Here’s my question, If you were to place a monetary value on child care workers what would it be? We all know how important those first few years are to a child’s developing brain, and yet in this country, child care is anything but valued. Parents must navigate a piecemeal patchwork of semi-regulated private home care and institutional day care franchises or religious, sometimes co-operative pre-schools that in the end may or may not meet their needs. Poor, single-parent, and middle class working parents are hit hardest, because one parent’s salary may all but pay for child care, which means for many couples one will opt to stay home, not to work while their children are young…
You’ll notice I didn’t say the “Mother,” even though the latest US Census Bureau actually counts the Father as a “Child Care Provider” when he stays at home, but if it’s the Mom at home, well, not so much! http://parenting.blogs.nytimes.com/2012/02/08/the-census-bureau-counts-fathers-as-child-care/?_php=true&_type=blogs&_r=0
Presumably it’s our function right, to stay barefoot and pregnant at home raising the kiddos? And this is exactly the problem with our Democracy – we educate our girls, we passed Title IX, we expect women to contribute to the GNP, and yet we still manage to count them as the “designated” parent. It’s easier that way, then we as a country feel no obligation to provide child care!
I used to hate it when people said the Dad was “babysitting,” early feminists had to readjust their language to reflect the changing culture giving women sovereignty over their lives. After all, is the Mom babysitting when she cares for her progeny? No, we are parenting, co-parenting hopefully. Sure nursing Moms have a bit of a heavier load to begin with, but even with modern Dads picking up more of the slack at home, when both parents want of have to work, their options are dismal.
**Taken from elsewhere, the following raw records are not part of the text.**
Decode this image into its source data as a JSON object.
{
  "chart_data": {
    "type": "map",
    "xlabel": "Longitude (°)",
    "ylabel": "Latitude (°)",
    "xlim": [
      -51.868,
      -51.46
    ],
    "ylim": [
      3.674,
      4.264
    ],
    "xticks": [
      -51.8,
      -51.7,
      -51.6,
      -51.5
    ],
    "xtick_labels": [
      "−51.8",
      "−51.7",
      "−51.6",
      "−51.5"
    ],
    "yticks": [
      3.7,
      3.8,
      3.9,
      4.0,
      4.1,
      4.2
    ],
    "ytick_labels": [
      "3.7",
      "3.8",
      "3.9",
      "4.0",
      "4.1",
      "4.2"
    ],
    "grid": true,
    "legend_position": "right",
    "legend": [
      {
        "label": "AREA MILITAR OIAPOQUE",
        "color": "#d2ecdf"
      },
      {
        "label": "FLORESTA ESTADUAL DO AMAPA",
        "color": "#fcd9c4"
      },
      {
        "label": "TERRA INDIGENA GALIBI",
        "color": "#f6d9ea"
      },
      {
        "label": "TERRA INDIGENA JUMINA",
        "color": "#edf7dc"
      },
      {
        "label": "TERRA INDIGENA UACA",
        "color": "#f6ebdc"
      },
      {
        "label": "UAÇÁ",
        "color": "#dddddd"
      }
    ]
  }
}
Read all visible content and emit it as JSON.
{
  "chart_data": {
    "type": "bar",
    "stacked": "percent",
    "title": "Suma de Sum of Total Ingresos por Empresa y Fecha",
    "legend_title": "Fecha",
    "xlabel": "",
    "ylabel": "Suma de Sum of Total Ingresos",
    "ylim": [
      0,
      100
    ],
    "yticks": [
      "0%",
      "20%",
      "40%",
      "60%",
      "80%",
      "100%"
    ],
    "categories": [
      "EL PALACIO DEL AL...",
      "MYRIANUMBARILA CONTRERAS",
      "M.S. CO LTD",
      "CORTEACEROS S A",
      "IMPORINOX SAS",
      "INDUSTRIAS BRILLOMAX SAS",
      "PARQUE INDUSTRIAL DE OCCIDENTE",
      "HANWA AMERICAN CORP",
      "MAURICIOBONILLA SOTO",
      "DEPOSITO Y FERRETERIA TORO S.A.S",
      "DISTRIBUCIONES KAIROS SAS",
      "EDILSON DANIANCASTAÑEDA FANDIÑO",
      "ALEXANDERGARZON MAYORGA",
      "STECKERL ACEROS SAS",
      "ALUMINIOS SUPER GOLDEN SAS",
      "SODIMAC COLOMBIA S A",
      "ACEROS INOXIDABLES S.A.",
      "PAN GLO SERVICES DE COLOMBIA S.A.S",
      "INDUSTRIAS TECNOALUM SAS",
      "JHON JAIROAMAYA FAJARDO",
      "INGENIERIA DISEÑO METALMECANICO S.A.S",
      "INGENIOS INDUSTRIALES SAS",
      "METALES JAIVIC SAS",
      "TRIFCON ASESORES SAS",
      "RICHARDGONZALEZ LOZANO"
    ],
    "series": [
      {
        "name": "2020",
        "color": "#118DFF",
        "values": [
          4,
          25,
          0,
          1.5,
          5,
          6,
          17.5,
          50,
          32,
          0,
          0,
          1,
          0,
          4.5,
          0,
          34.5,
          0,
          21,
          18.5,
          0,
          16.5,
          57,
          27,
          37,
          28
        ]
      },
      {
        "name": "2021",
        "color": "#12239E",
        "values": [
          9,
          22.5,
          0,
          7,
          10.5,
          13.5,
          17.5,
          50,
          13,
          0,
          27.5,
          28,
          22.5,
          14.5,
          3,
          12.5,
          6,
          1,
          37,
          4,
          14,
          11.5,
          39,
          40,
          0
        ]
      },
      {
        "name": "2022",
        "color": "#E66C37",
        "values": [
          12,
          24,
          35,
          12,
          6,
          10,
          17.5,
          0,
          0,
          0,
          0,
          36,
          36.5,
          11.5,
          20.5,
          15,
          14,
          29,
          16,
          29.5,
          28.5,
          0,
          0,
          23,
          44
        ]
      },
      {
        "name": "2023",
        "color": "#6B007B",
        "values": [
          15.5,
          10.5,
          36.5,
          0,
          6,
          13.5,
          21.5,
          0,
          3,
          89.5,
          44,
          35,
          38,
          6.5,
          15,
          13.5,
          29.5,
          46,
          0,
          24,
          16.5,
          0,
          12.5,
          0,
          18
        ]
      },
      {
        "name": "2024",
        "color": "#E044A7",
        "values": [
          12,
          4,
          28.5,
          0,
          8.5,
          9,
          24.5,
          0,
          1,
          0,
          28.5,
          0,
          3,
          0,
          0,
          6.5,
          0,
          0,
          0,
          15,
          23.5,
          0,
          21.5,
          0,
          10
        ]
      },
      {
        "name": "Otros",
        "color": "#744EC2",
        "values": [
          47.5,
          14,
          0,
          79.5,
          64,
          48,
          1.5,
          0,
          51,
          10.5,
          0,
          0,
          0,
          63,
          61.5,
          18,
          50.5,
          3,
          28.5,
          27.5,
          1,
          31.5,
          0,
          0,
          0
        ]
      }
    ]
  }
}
American day care performs abysmally. A 2007 survey by the National Institute of Child Health Development deemed the majority of operations to be “fair” or “poor”—only 10 percent provided high-quality care. Experts recommend a ratio of one caregiver for every three infants between six and 18 months, but just one-third of children are in settings that meet that standard. Depending on the state, some providers may need only minimal or no training in safety, health, or child development. http://www.newrepublic.com/article/112892/hell-american-day-care
And what do we pay these child care workers? Less than $20,000 a year, about the same as a parking lot attendant. Yes, someone who sits in a booth all day watching a small screen and making change is valued about the same in,this,country as someone responsible for our young child’s growth and development. And there are no national qualifications for child care workers, it is a state by state business where a GED will get you in the door.
In every other developed country, in the Big 8, working women and child care are valued. In France for example, the state subsidizes child care. Babies and toddlers can go to a “Creche” that is run by the public health system, while preschoolers can go to the “Ecole Maternelle,” with teachers who are paid the same as the public school teachers because it is part of the public education system. Is it any surprise that 80% of women return to work in France, while here it is around 60%? Even if one parent stays at home, or hires nannies, France gives these parents generous tax breaks.
In Denmark, most men take a three month paternity leave, and no parent pays more than 25% for child care. I know. http://www.theguardian.com/society/2012/feb/18/britain-learn-denmark-childcare-model
And guess where our government does set standards on child care, the military! “More than 98 percent of military child care centers meet standards set by the National Association for the Education of Young Children, compared with only 10 percent of private-sector day cares.” Interesting, I guess the American dream does exist for some women in uniform, so long as you don’t mind where you’ll be stationed or that you may be called to duty in a war zone.
If we as a nation would like to move more people out of poverty, and benefit from the increased taxes and economic development of more women in the workplace, we will have to make universal Pre-K a reality. It’s that simple.